Nonverbal communication includes body language, touch, gestures, and facial expressions. So to bring nonverbal type communication into the game, there is a necessity to use biometrics like facial recognition, fingerprint scanner, and retina scanner. Just like different words constitute a whole sentence, different microexpressions show the feelings in a conversation. Suppose it's possible to couple them with natural language processing units. In that case, this integration can unlock a whole new level of interaction, resulting in machines being able to converse with humans.
(Kaur, J., 2022)
Robotics
Every soul needs a body to express itself.
"In the same manner, there is a need for a physical unit to convey the NLP advancement in a proper and commercial environment. As the growth of NLP and biometrics is gaining pace and accuracy, these technologies can give a whole new level to the research of humanoid robots. This means they can express themselves through movement, postures, and expressions."
(Kaur, J., 2022)
Historical timeline of NLP:
1940s
Machine Translation
NLP originated from the idea of machine translation (MT), which came into existence during the second world war.

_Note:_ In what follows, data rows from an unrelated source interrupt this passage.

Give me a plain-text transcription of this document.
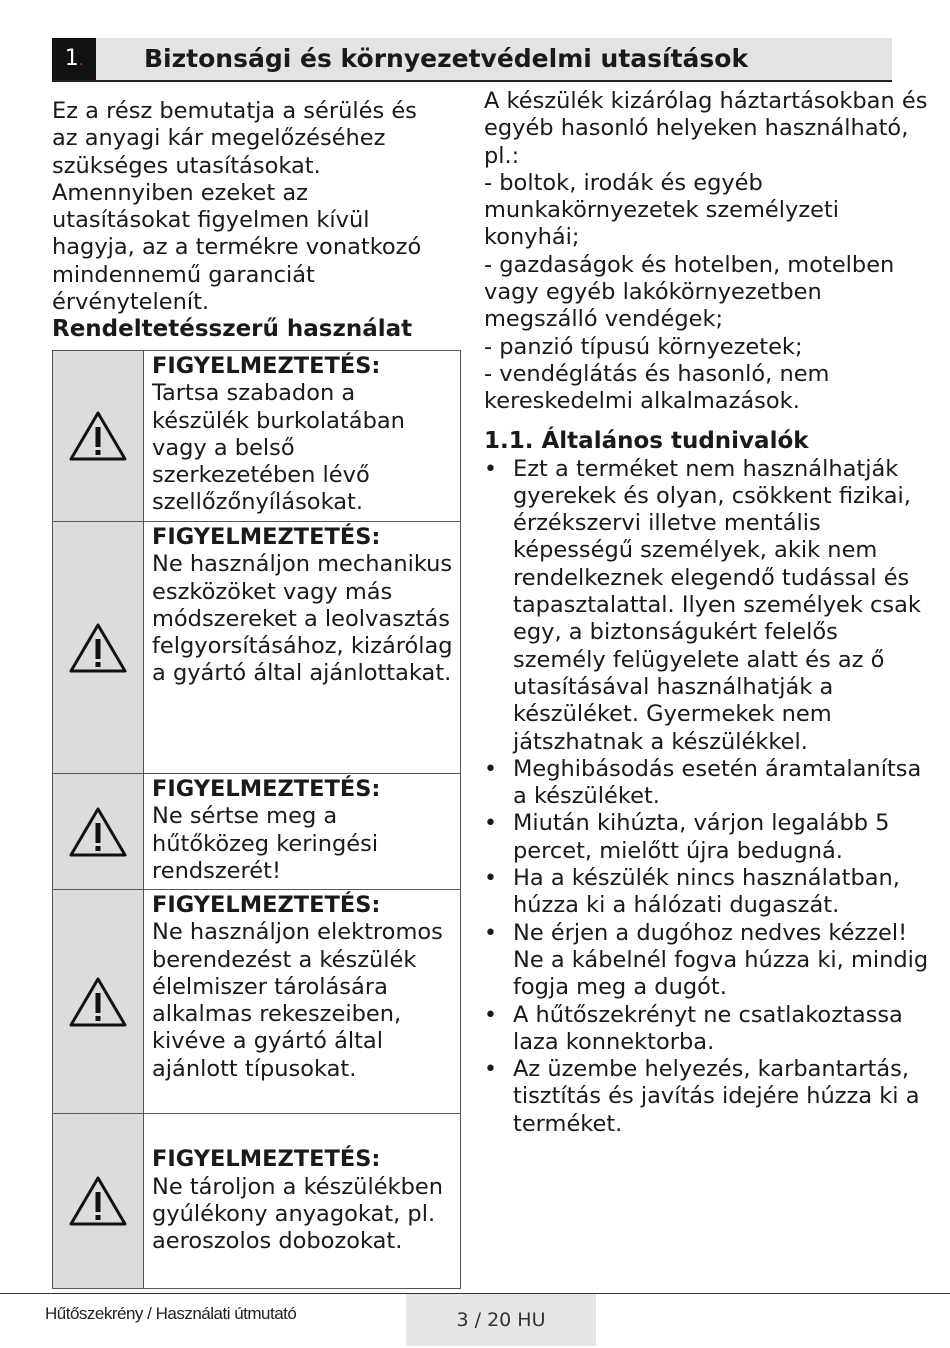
1.	Biztonsági és környezetvédelmi utasítások

Ez a rész bemutatja a sérülés és az anyagi kár megelőzéséhez szükséges utasításokat. Amennyiben ezeket az utasításokat figyelmen kívül hagyja, az a termékre vonatkozó mindennemű garanciát érvénytelenít.

Rendeltetésszerű használat

FIGYELMEZTETÉS:
Tartsa szabadon a készülék burkolatában vagy a belső szerkezetében lévő szellőzőnyílásokat.

FIGYELMEZTETÉS:
Ne használjon mechanikus eszközöket vagy más módszereket a leolvasztás felgyorsításához, kizárólag a gyártó által ajánlottakat.

FIGYELMEZTETÉS:
Ne sértse meg a hűtőközeg keringési rendszerét!

FIGYELMEZTETÉS:
Ne használjon elektromos berendezést a készülék élelmiszer tárolására alkalmas rekeszeiben, kivéve a gyártó által ajánlott típusokat.

FIGYELMEZTETÉS:
Ne tároljon a készülékben gyúlékony anyagokat, pl. aeroszolos dobozokat.

A készülék kizárólag háztartásokban és egyéb hasonló helyeken használható, pl.:

- boltok, irodák és egyéb munkakörnyezetek személyzeti konyhái;

- gazdaságok és hotelben, motelben vagy egyéb lakókörnyezetben megszálló vendégek;

- panzió típusú környezetek;

- vendéglátás és hasonló, nem kereskedelmi alkalmazások.

1.1. Általános tudnivalók
• Ezt a terméket nem használhatják gyerekek és olyan, csökkent fizikai, érzékszervi illetve mentális képességű személyek, akik nem rendelkeznek elegendő tudással és tapasztalattal. Ilyen személyek csak egy, a biztonságukért felelős személy felügyelete alatt és az ő utasításával használhatják a készüléket. Gyermekek nem játszhatnak a készülékkel.
• Meghibásodás esetén áramtalanítsa a készüléket.
• Miután kihúzta, várjon legalább 5 percet, mielőtt újra bedugná.
• Ha a készülék nincs használatban, húzza ki a hálózati dugaszát.
• Ne érjen a dugóhoz nedves kézzel! Ne a kábelnél fogva húzza ki, mindig fogja meg a dugót.
• A hűtőszekrényt ne csatlakoztassa laza konnektorba.
• Az üzembe helyezés, karbantartás, tisztítás és javítás idejére húzza ki a terméket.
Hűtőszekrény / Használati útmutató	3 / 20 HU
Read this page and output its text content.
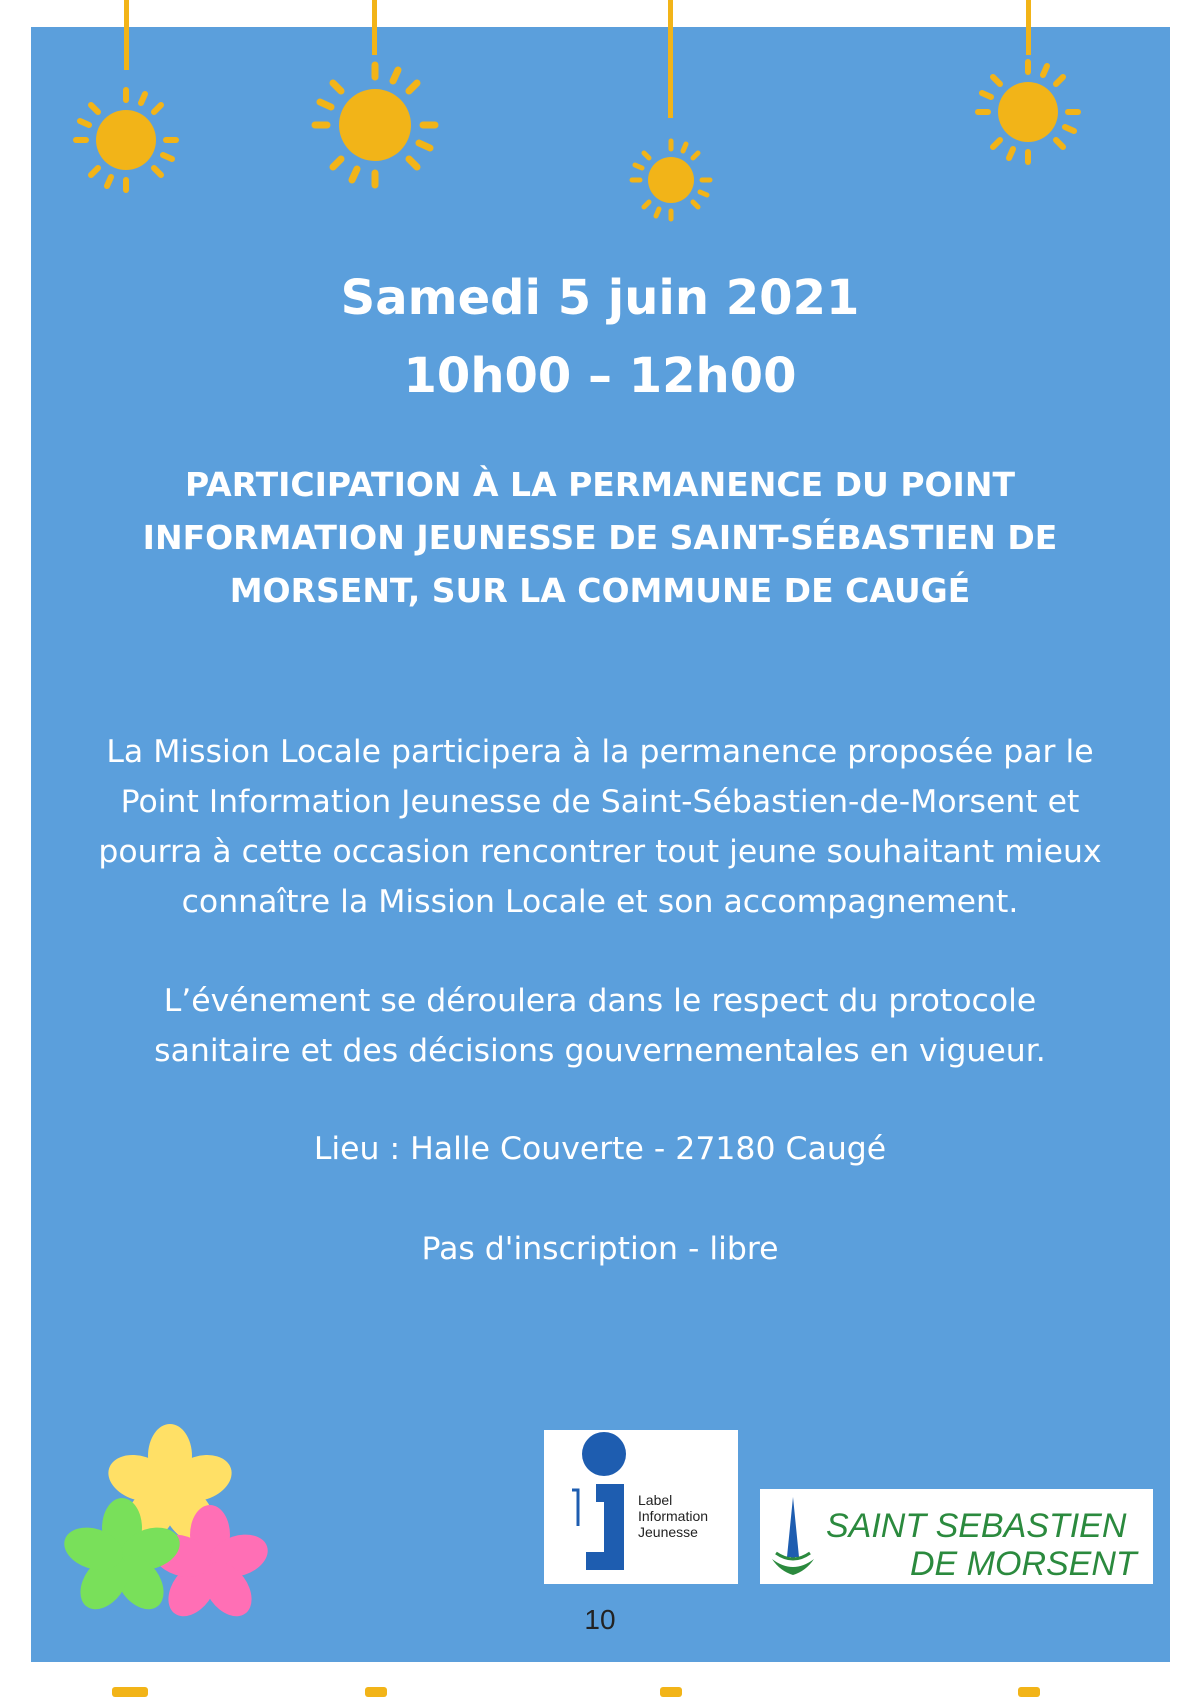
Samedi 5 juin 2021
10h00 – 12h00
PARTICIPATION À LA PERMANENCE DU POINT
INFORMATION JEUNESSE DE SAINT-SÉBASTIEN DE
MORSENT, SUR LA COMMUNE DE CAUGÉ
La Mission Locale participera à la permanence proposée par le
Point Information Jeunesse de Saint-Sébastien-de-Morsent et
pourra à cette occasion rencontrer tout jeune souhaitant mieux
connaître la Mission Locale et son accompagnement.
L’événement se déroulera dans le respect du protocole
sanitaire et des décisions gouvernementales en vigueur.
Lieu : Halle Couverte - 27180 Caugé
Pas d'inscription - libre
Label
Information
Jeunesse	SAINT SEBASTIEN
DE MORSENT
10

This was intended to convert one human language to another human language. For example, translating English to Russian and vice versa, as they were both the primary language used back then. (Kaur, J., 2022)
1960s
The Decline of NLP
In 1957, Noam Chomsky revolutionised previous linguistic concepts, concluding that the sentence structure would have to be changed for a computer to understand a language. In 1958, the programming language, Locator and Identifier Separation Protocol (LISP), a computer language still in use today, was released by John McCarthy.
In 1964, ELIZA, a "typewritten" comment and response process, was designed to imitate a psychiatrist using reflection techniques. It did this by rearranging sentences and following relatively simple grammar rules. However, there needed to be a better understanding of the computer part.
Also, in 1964, the US National Research Council (NRC) created the Automated Language Processing Advisory Committee (ALPAC) to evaluate the progress of NLP research.
In 1966, NRC and ALPAC initiated the first AI and NLP stoppage because, after 12 years of research and $20 million, machine translations were still more expensive than manual human translations. In addition, there were still no computers that came anywhere near being able to carry out basic conversations. (Foote, K. D., 2019)
1980s
Re-emergence with AI
The stoppage of AI research between the 1960s and the 1980s "initiated a new phase of fresh ideas, with earlier concepts of machine translation abandoned and new ideas promoting new research, including expert systems. The 1980s initiated a fundamental reorientation, with simple approximations replacing deep analysis, and the evaluation process became more rigorous." It was a time when computational grammar became a very active field of research linked with the science of reasoning for meaning and considering the user's beliefs and intentions.
LUNAR, developed in 1978 by W.A Woods, could analyse, compare and evaluate the chemical data on a lunar rock and soil composition that was accumulating due to Apollo moon missions. (Kaur, J., 2022; Foote, K. D., 2019)
1990s
Increase in NLP Uptake
In the 1990s, the popularity of statistical models for NLP analyses rose dramatically. The pure statistical NLP methods "have become remarkably valuable in keeping pace with the tremendous flow of online text." In addition, grammar, tools and practical resources related to NLP/MT became available with the parsers.
(Kaur, J., 2022; Foote, K. D., 2019)
Present
Latest NLP Trends
Nowadays, everybody wants a machine to talk. The only way a computer can speak is through NLP. Take the example of Alexa, a conversational product by Amazon.
A query is passed to it by the medium of voice, and it can reply by the same medium. The query can be used to ask anything, search for anything, play songs or even book cabs.
Alexa is only one example. NLP can be applied to the healthcare sector, among many others. Furthermore, it is used for cognitive analytics, sentiment analysis, spam detection, and recruitment.